Human erythrocyte catalase: 2-D crystal nucleation and production of multiple crystal forms.

Negatively stained electron microscope images are presented, showing the nucleation of two-dimensional (2-D) crystals of human erythrocyte catalase produced on mica by the negative staining-carbon film technique. Examples of the formation of partially ordered 2-D arrays and more ordered 2-D crystals are shown and the conditions required for the production of large well-ordered 2-D crystals discussed. The structural transformation of one flexuous 2-D paracrystal into a p2 2-D crystal is considered. The crystallographic 2-D image average of this p2 crystal form is presented (lattice parameters a = 9.0 nm, b = 18.6 nm, gamma = 90.8 degrees). It is shown that transmission electron microscopy provides the possibility of defining 2-D crystal nucleation, growth of intermediate forms, and low-resolution crystallographic structural analysis of 2-D crystals of human erythrocyte catalase.

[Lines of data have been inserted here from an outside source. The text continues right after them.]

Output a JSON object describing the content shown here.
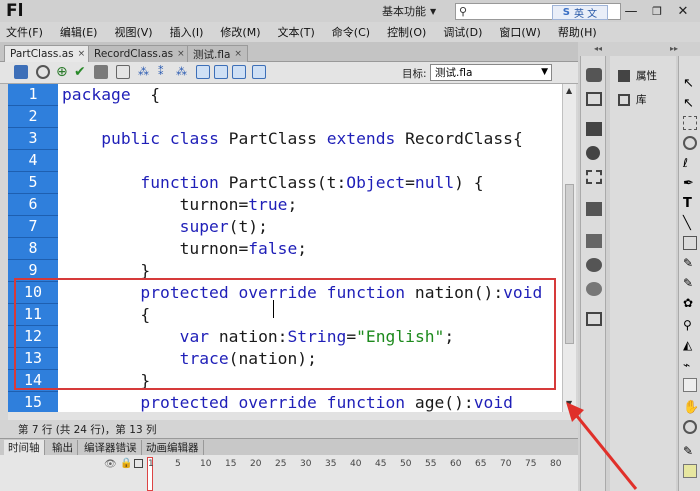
{
  "app": {
    "logo": "Fl",
    "workspace": "基本功能",
    "ime": "英 文"
  },
  "menu": [
    "文件(F)",
    "编辑(E)",
    "视图(V)",
    "插入(I)",
    "修改(M)",
    "文本(T)",
    "命令(C)",
    "控制(O)",
    "调试(D)",
    "窗口(W)",
    "帮助(H)"
  ],
  "tabs": [
    {
      "label": "PartClass.as",
      "active": true
    },
    {
      "label": "RecordClass.as",
      "active": false
    },
    {
      "label": "测试.fla",
      "active": false
    }
  ],
  "toolbar": {
    "target_label": "目标:",
    "target_value": "测试.fla"
  },
  "editor": {
    "line_numbers": [
      "1",
      "2",
      "3",
      "4",
      "5",
      "6",
      "7",
      "8",
      "9",
      "10",
      "11",
      "12",
      "13",
      "14",
      "15"
    ]
  },
  "status": {
    "text": "第 7 行 (共 24 行)，第 13 列"
  },
  "bottom_tabs": [
    "时间轴",
    "输出",
    "编译器错误",
    "动画编辑器"
  ],
  "timeline": {
    "frames": [
      "1",
      "5",
      "10",
      "15",
      "20",
      "25",
      "30",
      "35",
      "40",
      "45",
      "50",
      "55",
      "60",
      "65",
      "70",
      "75",
      "80"
    ]
  },
  "right_panel": {
    "properties": "属性",
    "library": "库"
  },
  "colors": {
    "gutter": "#2f7fdc",
    "keyword": "#1f1fb8",
    "string": "#1d8a1d",
    "annotation": "#d63a3a"
  }
}
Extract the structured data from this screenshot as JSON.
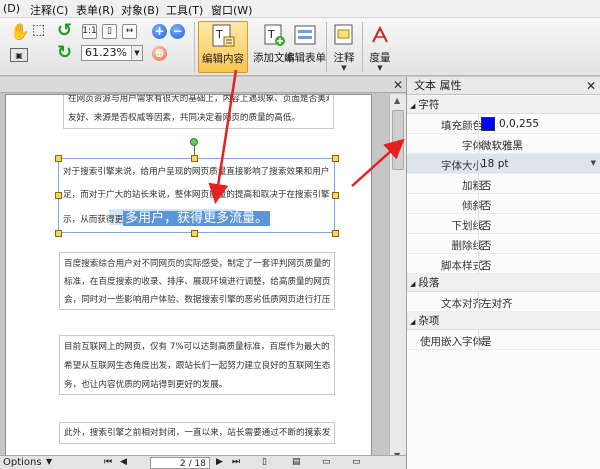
{
  "menu": [
    {
      "label": "(D)"
    },
    {
      "label": "注释(C)"
    },
    {
      "label": "表单(R)"
    },
    {
      "label": "对象(B)"
    },
    {
      "label": "工具(T)"
    },
    {
      "label": "窗口(W)"
    }
  ],
  "toolbar": {
    "zoom_value": "61.23%",
    "edit_content": "编辑内容",
    "add_text": "添加文本",
    "edit_form": "编辑表单",
    "annotate": "注释",
    "stamp": "度量"
  },
  "document": {
    "paragraphs": [
      {
        "lines": [
          "在网页资源与用户需求有很大的基础上，内容上遇现象、页面是否美观、对用户是否",
          "友好、来源是否权威等因素，共同决定着网页的质量的高低。"
        ]
      },
      {
        "lines": [
          "对于搜索引擎来说，给用户呈现的网页质量直接影响了搜索效果和用户的需求满",
          "足，而对于广大的站长来说，整体网页质量的提高和取决于在搜索引擎获得良好的排序和展",
          "示，从而获得更"
        ],
        "highlight": "多用户，获得更多流量。"
      },
      {
        "lines": [
          "百度搜索综合用户对不同网页的实际感受，制定了一套评判网页质量的标准，基于这个",
          "标准，在百度搜索的收录、排序、展现环境进行调整，给高质量的网页更多的收录、展现机",
          "会，同时对一些影响用户体验、数据搜索引擎的恶劣低质网页进行打压。"
        ]
      },
      {
        "lines": [
          "目前互联网上的网页，仅有 7%可以达到高质量标准，百度作为最大的中文搜索引擎，",
          "希望从互联网生态角度出发，跟站长们一起努力建立良好的互联网生态圈，更好地为网民服",
          "务，也让内容优质的网站得到更好的发展。"
        ]
      },
      {
        "lines": [
          "此外，搜索引擎之前相对封闭，一直以来，站长需要通过不断的摸索发现搜索引擎对网"
        ]
      }
    ]
  },
  "status": {
    "options_label": "Options",
    "page_indicator": "2 / 18"
  },
  "panel": {
    "title": "文本 属性",
    "sections": [
      {
        "name": "字符",
        "rows": [
          {
            "key": "填充颜色",
            "value": "0,0,255",
            "swatch": "#0000ff"
          },
          {
            "key": "字体",
            "value": "微软雅黑"
          },
          {
            "key": "字体大小",
            "value": "18 pt"
          },
          {
            "key": "加粗",
            "value": "否"
          },
          {
            "key": "倾斜",
            "value": "否"
          },
          {
            "key": "下划线",
            "value": "否"
          },
          {
            "key": "删除线",
            "value": "否"
          },
          {
            "key": "脚本样式",
            "value": "否"
          }
        ]
      },
      {
        "name": "段落",
        "rows": [
          {
            "key": "文本对齐",
            "value": "左对齐"
          }
        ]
      },
      {
        "name": "杂项",
        "rows": [
          {
            "key": "使用嵌入字体",
            "value": "是"
          }
        ]
      }
    ]
  },
  "colors": {
    "selection": "#5d95d8",
    "active_button": "#f8c652",
    "annotation_arrow": "#e52222"
  }
}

Comparison of the various electron microscopical negatively stained images with the peptide backbone of the X-ray structure of bovine liver catalase at different tilt and rotation positions correlates with and emphasizes the multiple intermolecular contacts and orientations that can be adopted by human erythrocyte catalase, leading to various 2-D arrays and 2-D crystals. Alignment of the surface groups involved in the protein-protein interactions that occur during 2-D crystal nucleation and crystal growth may ultimately be determined. From this approach, when taken together with detailed consideration of protein-solvent and protein-solute electrostatic interactions in solution, and at the fluid-air interface, it is considered that a more general theory of crystal nucleation and growth may eventually emerge.